Владимир Набоков: русские годы - Брайан Бойд
Шрифт:
Интервал:
Закладка:
25 октября, во второй половине дня, В.Д. Набокова и других членов Совета республики вызвали в Зимний дворец, где уже собрались министры Временного правительства, чтобы провести заседание под охраной военных. Набоков был единственным из членов Совета, кто откликнулся на это приглашение. Когда через два часа стало ясно, что министров устраивает позиция «поживем — увидим», он покинул дворец и вернулся в свой особняк, расположенный менее чем в километре от Зимнего. Двадцать минут спустя большевики перекрыли выходы из дворца, готовясь начать его штурм (не похожий на героические описания советской иконографии). В.Д. Набоков едва избежал заключения в Петропавловскую крепость вместе с членами Временного правительства. То здесь, то там происходили отдельные стычки — город готовился к спорадическим ночным боям. В доме 47 на Морской юный Владимир Набоков сочинял стихотворное послание своему другу Самуилу Кянджунцеву про мостовые, залитые кровью, и, как обычно, отшлифовывал стихи для альбома. Написав за ночь 90 строк, он заметил: «Пока я писал, с улицы слышалась сильная ружейная пальба и подлый треск пулемета»74.
На следующий день группы кронштадтских моряков рыскали по улицам, занося революционный штык над буржуазной нечистью, — если выражаться языком того времени.

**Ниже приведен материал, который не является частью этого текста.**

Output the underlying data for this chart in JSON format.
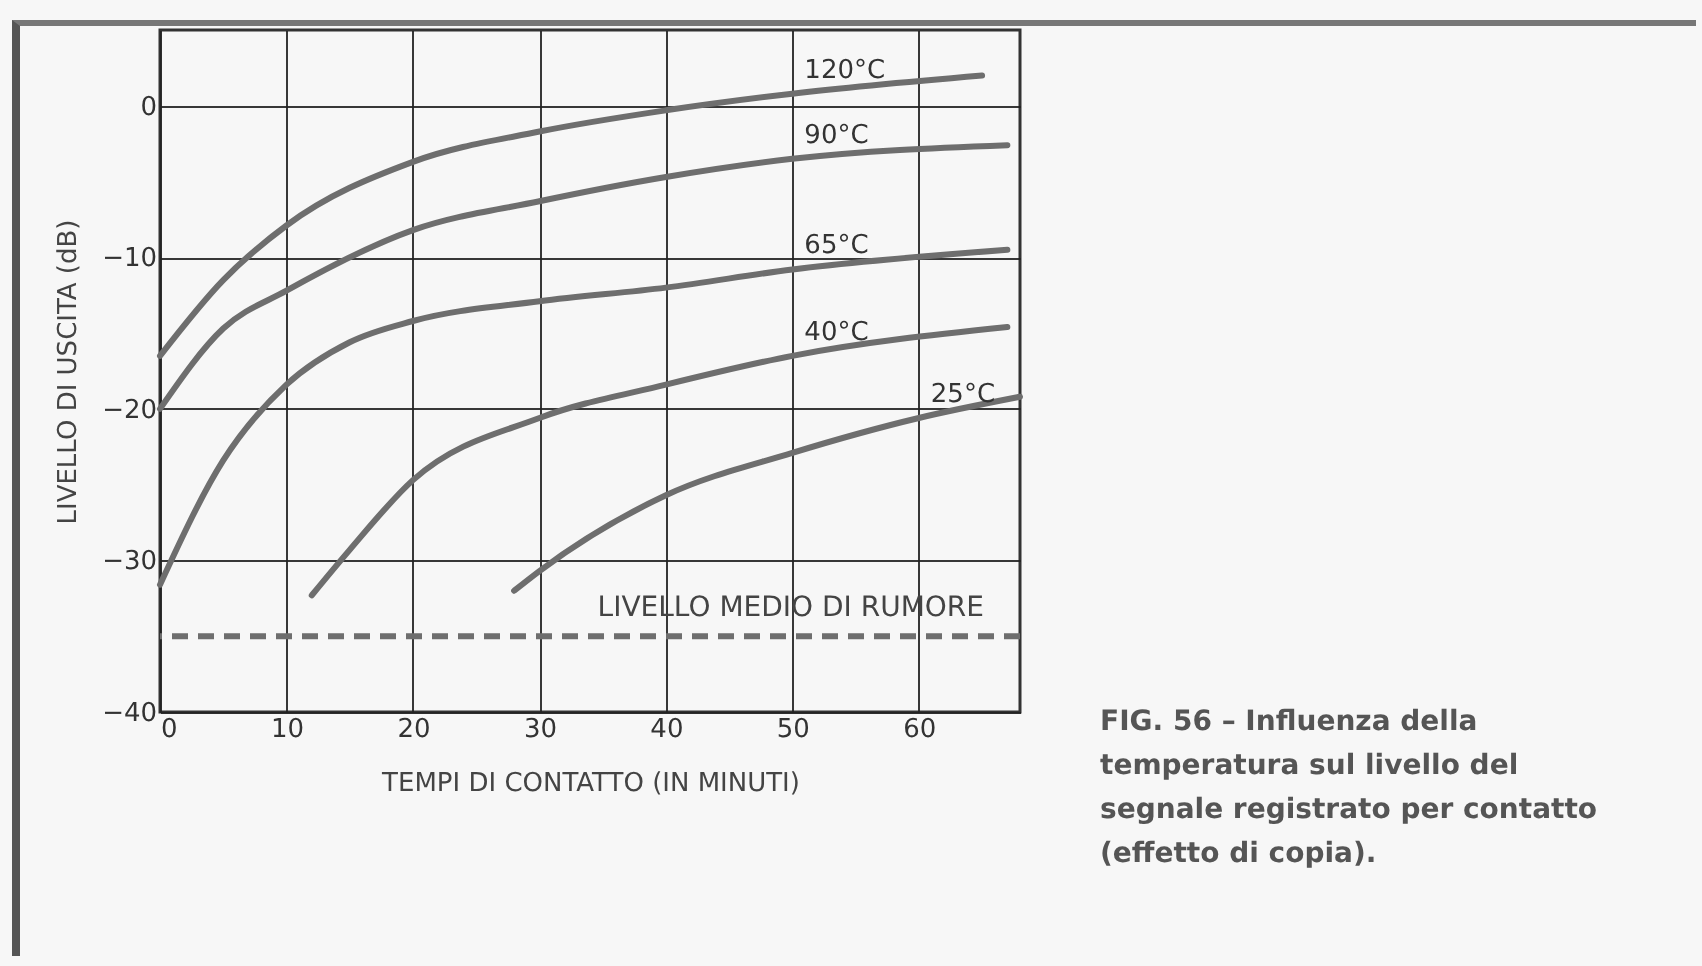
{
  "chart_data": {
    "type": "line",
    "xlabel": "TEMPI DI CONTATTO (IN MINUTI)",
    "ylabel": "LIVELLO DI USCITA (dB)",
    "xlim": [
      0,
      68
    ],
    "ylim": [
      -40,
      5
    ],
    "xticks": [
      0,
      10,
      20,
      30,
      40,
      50,
      60
    ],
    "yticks": [
      -40,
      -30,
      -20,
      -10,
      0
    ],
    "grid": true,
    "line_style": "solid",
    "series": [
      {
        "name": "120°C",
        "color": "#6e6e6e",
        "x": [
          0,
          5,
          10,
          20,
          30,
          40,
          50,
          65
        ],
        "values": [
          -16.5,
          -11.5,
          -7.9,
          -3.7,
          -1.7,
          -0.3,
          0.8,
          2.0
        ]
      },
      {
        "name": "90°C",
        "color": "#6e6e6e",
        "x": [
          0,
          5,
          10,
          20,
          30,
          40,
          50,
          67
        ],
        "values": [
          -20,
          -14.7,
          -12.2,
          -8.2,
          -6.3,
          -4.7,
          -3.5,
          -2.6
        ]
      },
      {
        "name": "65°C",
        "color": "#6e6e6e",
        "x": [
          0,
          5,
          10,
          15,
          20,
          30,
          40,
          50,
          67
        ],
        "values": [
          -31.6,
          -23.4,
          -18.4,
          -15.6,
          -14.2,
          -12.9,
          -12,
          -10.8,
          -9.5
        ]
      },
      {
        "name": "40°C",
        "color": "#6e6e6e",
        "x": [
          12,
          15,
          20,
          30,
          40,
          50,
          67
        ],
        "values": [
          -32.3,
          -29.3,
          -24.7,
          -20.6,
          -18.4,
          -16.5,
          -14.6
        ]
      },
      {
        "name": "25°C",
        "color": "#6e6e6e",
        "x": [
          28,
          30,
          40,
          50,
          60,
          68
        ],
        "values": [
          -32,
          -30.7,
          -25.7,
          -22.9,
          -20.6,
          -19.2
        ]
      }
    ],
    "ref_lines": [
      {
        "axis": "y",
        "value": -35,
        "label": "LIVELLO MEDIO DI RUMORE",
        "color": "#6e6e6e",
        "line_style": "dashed"
      }
    ],
    "annotations": [
      "FIG. 56 – Influenza della temperatura sul livello del segnale registrato per contatto (effetto di copia)."
    ]
  }
}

Возможно, именно в то утро Владимир в кабинете отца барабанил по туго набитой боксерской груше, не думая о том, что пулеметные серии ударов могут показаться подозрительными, как вдруг какие-то до зубов вооруженные уличные бойцы через окно ворвались в дом, и лакею пришлось убеждать их, что молодой человек — не урядник в засаде75.
В ту тревожную осень Набоков по-прежнему ходил в Тенишевское училище. Это был бы его последний семестр, даже если бы большевики не захватили власть, но, вероятно, из-за переворота, — когда стало очевидно, что семье оставаться в Петербурге небезопасно, он сдал выпускные экзамены на месяц раньше формального срока. Он закончил училище с четверкой по физике, пятеркой с минусом по Закону Божьему и пятерками по всем остальным предметам76.

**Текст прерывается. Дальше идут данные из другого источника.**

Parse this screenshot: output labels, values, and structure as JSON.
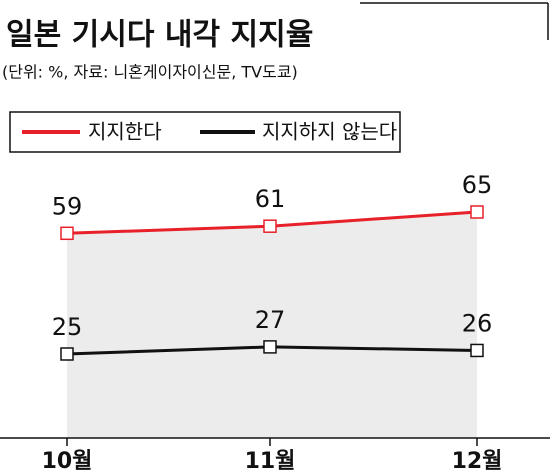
{
  "chart_data": {
    "type": "line",
    "title": "일본 기시다 내각 지지율",
    "subtitle": "(단위: %, 자료: 니혼게이자이신문, TV도쿄)",
    "categories": [
      "10월",
      "11월",
      "12월"
    ],
    "series": [
      {
        "name": "지지한다",
        "color": "#e8202a",
        "values": [
          59,
          61,
          65
        ]
      },
      {
        "name": "지지하지 않는다",
        "color": "#111111",
        "values": [
          25,
          27,
          26
        ]
      }
    ]
  }
}
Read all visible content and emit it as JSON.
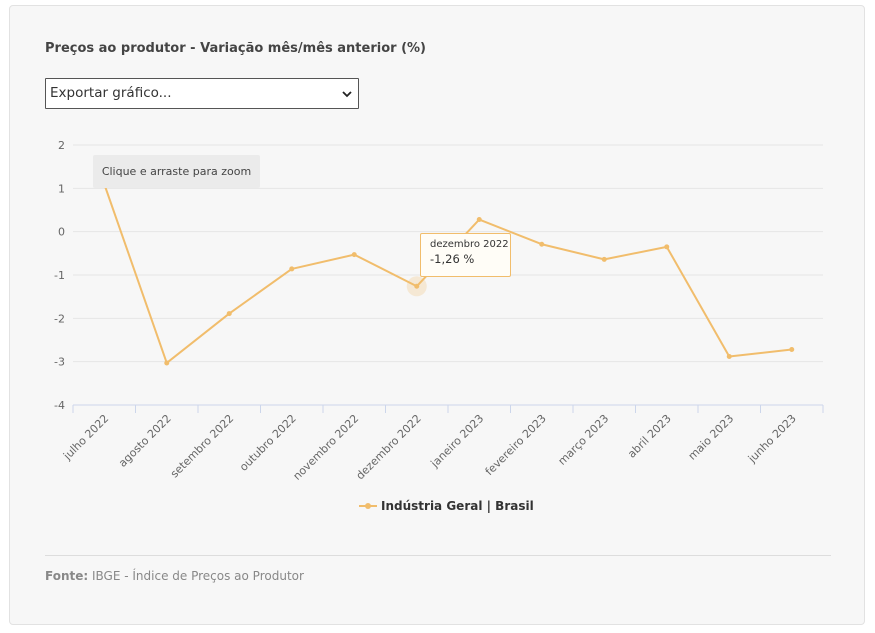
{
  "title": "Preços ao produtor - Variação mês/mês anterior (%)",
  "export": {
    "label": "Exportar gráfico..."
  },
  "zoom_hint": "Clique e arraste para zoom",
  "tooltip": {
    "category": "dezembro 2022",
    "value": "-1,26 %",
    "point_index": 5
  },
  "source": {
    "label": "Fonte:",
    "text": " IBGE - Índice de Preços ao Produtor"
  },
  "colors": {
    "series": "#f1bd6c",
    "grid": "#e6e6e6",
    "axis": "#ccd6eb",
    "text": "#666666"
  },
  "chart_data": {
    "type": "line",
    "title": "Preços ao produtor - Variação mês/mês anterior (%)",
    "xlabel": "",
    "ylabel": "",
    "ylim": [
      -4,
      2
    ],
    "yticks": [
      2,
      1,
      0,
      -1,
      -2,
      -3,
      -4
    ],
    "grid": true,
    "legend_position": "bottom-center",
    "categories": [
      "julho 2022",
      "agosto 2022",
      "setembro 2022",
      "outubro 2022",
      "novembro 2022",
      "dezembro 2022",
      "janeiro 2023",
      "fevereiro 2023",
      "março 2023",
      "abril 2023",
      "maio 2023",
      "junho 2023"
    ],
    "series": [
      {
        "name": "Indústria Geral | Brasil",
        "values": [
          1.1,
          -3.03,
          -1.89,
          -0.86,
          -0.53,
          -1.26,
          0.28,
          -0.29,
          -0.64,
          -0.35,
          -2.88,
          -2.72
        ]
      }
    ]
  }
}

Еще до большевистского переворота выборы в Учредительное собрание были назначены на 12 (25) ноября. Эти выборы, как ничто другое, выявили несоответствие между идеализмом либералов и демократических социалистов — между В.Д. Набоковым и всем, что он защищал, всем, чем восхищался в его политике его сын, и циничным манипулированием, которое принес в политику Ленин с его фанатическим стремлением к власти.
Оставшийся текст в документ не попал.